Olhares do Além

por J.R.Duran
Trip #131

Nosso colunista conta que três amigos, já mortos, o acompanham pelo mundo como se estivessem vivos

Um dia sentado dentro de um táxi, no Faubourg Saint-Honoré, em Paris, me chamou a atenção uma cortina que saía voando por uma janela aberta. Era uma tarde ensolarada, eu estava indo para alguma reunião e lembro que na hora em que reparei na cortina voando tive a certeza de que meu amigo Mário estava lá, dentro daquele apartamento do hotel Meurice.

E isso fez com que me sentisse bem. O único problema era que Mário, o Mário de Andrade, tinha falecido muitos anos antes. Descobri, desde então, que tenho um grupo de três amigos, já mortos, que me acompanham pelo mundo com se estivessem vivos.

Mário de Andrade foi o diretor da Playboy que conseguiu, no começo dos anos 80, dar uma consistência para a revista que ultrapassava o nome das mulheres nuas de cada mês. Mário era do tipo Che Guevara: "Hay que endurecerse sin perder la ternura jamás".

Tomei algumas chupadas dele por matérias que não eram como eu imaginava. Mas tudo sempre com muita gentileza e razão. Graças ao Mário, por exemplo, descobri Keith Jarret e o The Kohln Concert, um CD que não saiu nunca mais de minha vida.

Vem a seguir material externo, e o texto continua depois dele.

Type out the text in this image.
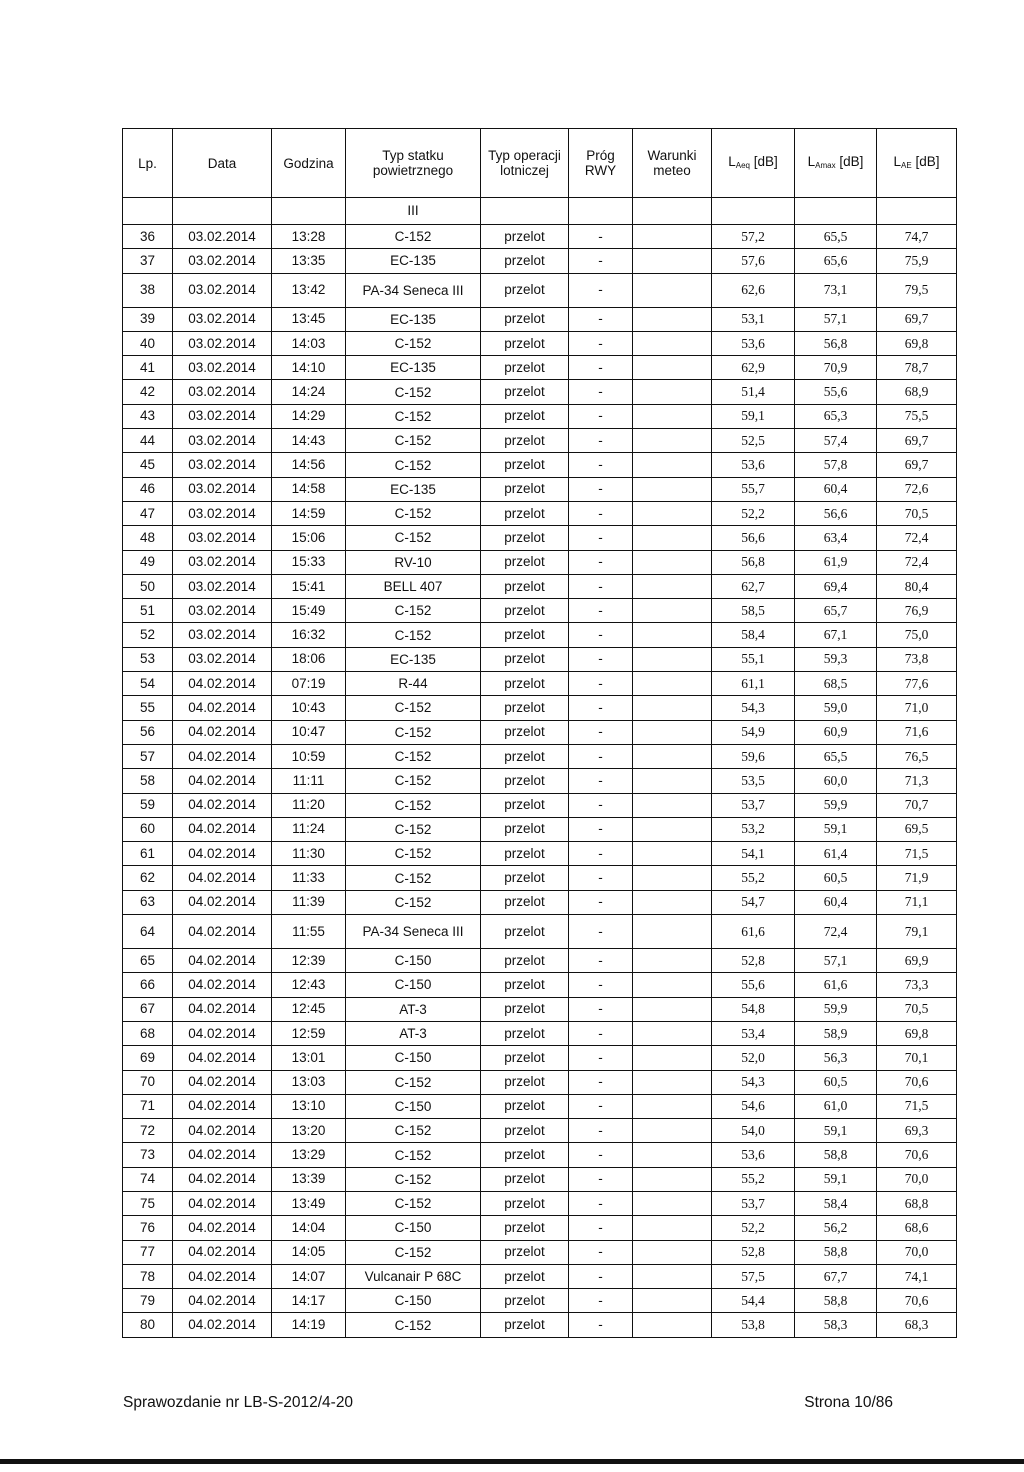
Lp.	Data	Godzina	Typ statku powietrznego	Typ operacji lotniczej	Próg RWY	Warunki meteo	$L_{Aeq}$ [dB]	$L_{Amax}$ [dB]	$L_{AE}$ [dB]
			III						
36	03.02.2014	13:28	C-152	przelot	-		57,2	65,5	74,7
37	03.02.2014	13:35	EC-135	przelot	-		57,6	65,6	75,9
38	03.02.2014	13:42	PA-34 Seneca III	przelot	-		62,6	73,1	79,5
39	03.02.2014	13:45	EC-135	przelot	-		53,1	57,1	69,7
40	03.02.2014	14:03	C-152	przelot	-		53,6	56,8	69,8
41	03.02.2014	14:10	EC-135	przelot	-		62,9	70,9	78,7
42	03.02.2014	14:24	C-152	przelot	-		51,4	55,6	68,9
43	03.02.2014	14:29	C-152	przelot	-		59,1	65,3	75,5
44	03.02.2014	14:43	C-152	przelot	-		52,5	57,4	69,7
45	03.02.2014	14:56	C-152	przelot	-		53,6	57,8	69,7
46	03.02.2014	14:58	EC-135	przelot	-		55,7	60,4	72,6
47	03.02.2014	14:59	C-152	przelot	-		52,2	56,6	70,5
48	03.02.2014	15:06	C-152	przelot	-		56,6	63,4	72,4
49	03.02.2014	15:33	RV-10	przelot	-		56,8	61,9	72,4
50	03.02.2014	15:41	BELL 407	przelot	-		62,7	69,4	80,4
51	03.02.2014	15:49	C-152	przelot	-		58,5	65,7	76,9
52	03.02.2014	16:32	C-152	przelot	-		58,4	67,1	75,0
53	03.02.2014	18:06	EC-135	przelot	-		55,1	59,3	73,8
54	04.02.2014	07:19	R-44	przelot	-		61,1	68,5	77,6
55	04.02.2014	10:43	C-152	przelot	-		54,3	59,0	71,0
56	04.02.2014	10:47	C-152	przelot	-		54,9	60,9	71,6
57	04.02.2014	10:59	C-152	przelot	-		59,6	65,5	76,5
58	04.02.2014	11:11	C-152	przelot	-		53,5	60,0	71,3
59	04.02.2014	11:20	C-152	przelot	-		53,7	59,9	70,7
60	04.02.2014	11:24	C-152	przelot	-		53,2	59,1	69,5
61	04.02.2014	11:30	C-152	przelot	-		54,1	61,4	71,5
62	04.02.2014	11:33	C-152	przelot	-		55,2	60,5	71,9
63	04.02.2014	11:39	C-152	przelot	-		54,7	60,4	71,1
64	04.02.2014	11:55	PA-34 Seneca III	przelot	-		61,6	72,4	79,1
65	04.02.2014	12:39	C-150	przelot	-		52,8	57,1	69,9
66	04.02.2014	12:43	C-150	przelot	-		55,6	61,6	73,3
67	04.02.2014	12:45	AT-3	przelot	-		54,8	59,9	70,5
68	04.02.2014	12:59	AT-3	przelot	-		53,4	58,9	69,8
69	04.02.2014	13:01	C-150	przelot	-		52,0	56,3	70,1
70	04.02.2014	13:03	C-152	przelot	-		54,3	60,5	70,6
71	04.02.2014	13:10	C-150	przelot	-		54,6	61,0	71,5
72	04.02.2014	13:20	C-152	przelot	-		54,0	59,1	69,3
73	04.02.2014	13:29	C-152	przelot	-		53,6	58,8	70,6
74	04.02.2014	13:39	C-152	przelot	-		55,2	59,1	70,0
75	04.02.2014	13:49	C-152	przelot	-		53,7	58,4	68,8
76	04.02.2014	14:04	C-150	przelot	-		52,2	56,2	68,6
77	04.02.2014	14:05	C-152	przelot	-		52,8	58,8	70,0
78	04.02.2014	14:07	Vulcanair P 68C	przelot	-		57,5	67,7	74,1
79	04.02.2014	14:17	C-150	przelot	-		54,4	58,8	70,6
80	04.02.2014	14:19	C-152	przelot	-		53,8	58,3	68,3
Sprawozdanie nr LB-S-2012/4-20	Strona 10/86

Uma vez, ele me convidou para jantar. Quando cheguei, a primeira coisa que ele fez foi tirar um caderninho e colocá-lo na mesa. Durante a noite inteira, anotou idéias e frases que surgiram na conversa e que lhe pareciam boas. Na época, me pareceu irritante. Hoje, também ando com um caderninho inseparável.

Celso Lagos foi um maquiador que trabalhou comigo direto, noite e dia, durante vários anos. Eu, ele e a editora de moda Leda Gorgone éramos inseparáveis. Fizemos quase todas as matérias de moda da Elle brasileira nos primeiros três anos de vida da revista.

Celso sofreu um acidente de carro que deixou algumas cicatrizes em seu rosto, mas isso não o impedia de deixar as modelos espetaculares, sem que se percebesse que tinham sido maquiadas. Tinha uma risada inconfundível, e a gente se entendia com poucas palavras.

Laurinha Figueiredo era mãe de Mônica. Conheci Mônica através de Luís e só então cheguei até Laurinha. A gente se via pouco, às vezes com anos de intervalo, mas tenho a certeza de que ela sempre me entendeu. Pelo que eu era, e não pelo que os outros pensavam que eu fosse. Era uma mulher forte, corajosa, generosa, divertida e que me fazia rir de verdade.

Às vezes, acho que eles estão perto e imagino o que eles falariam em determinada situação. É uma sensação estranha. Eles estão lá, ao meu lado. Vejo os rostos, os gestos. Os três têm em comum, além de terem me sacado de longe logo de cara, o fato de terem morrido quando eu estava fora do Brasil. Mesmo assim, depois de tanto tempo, não me esqueço deles e, parece, nem eles de mim.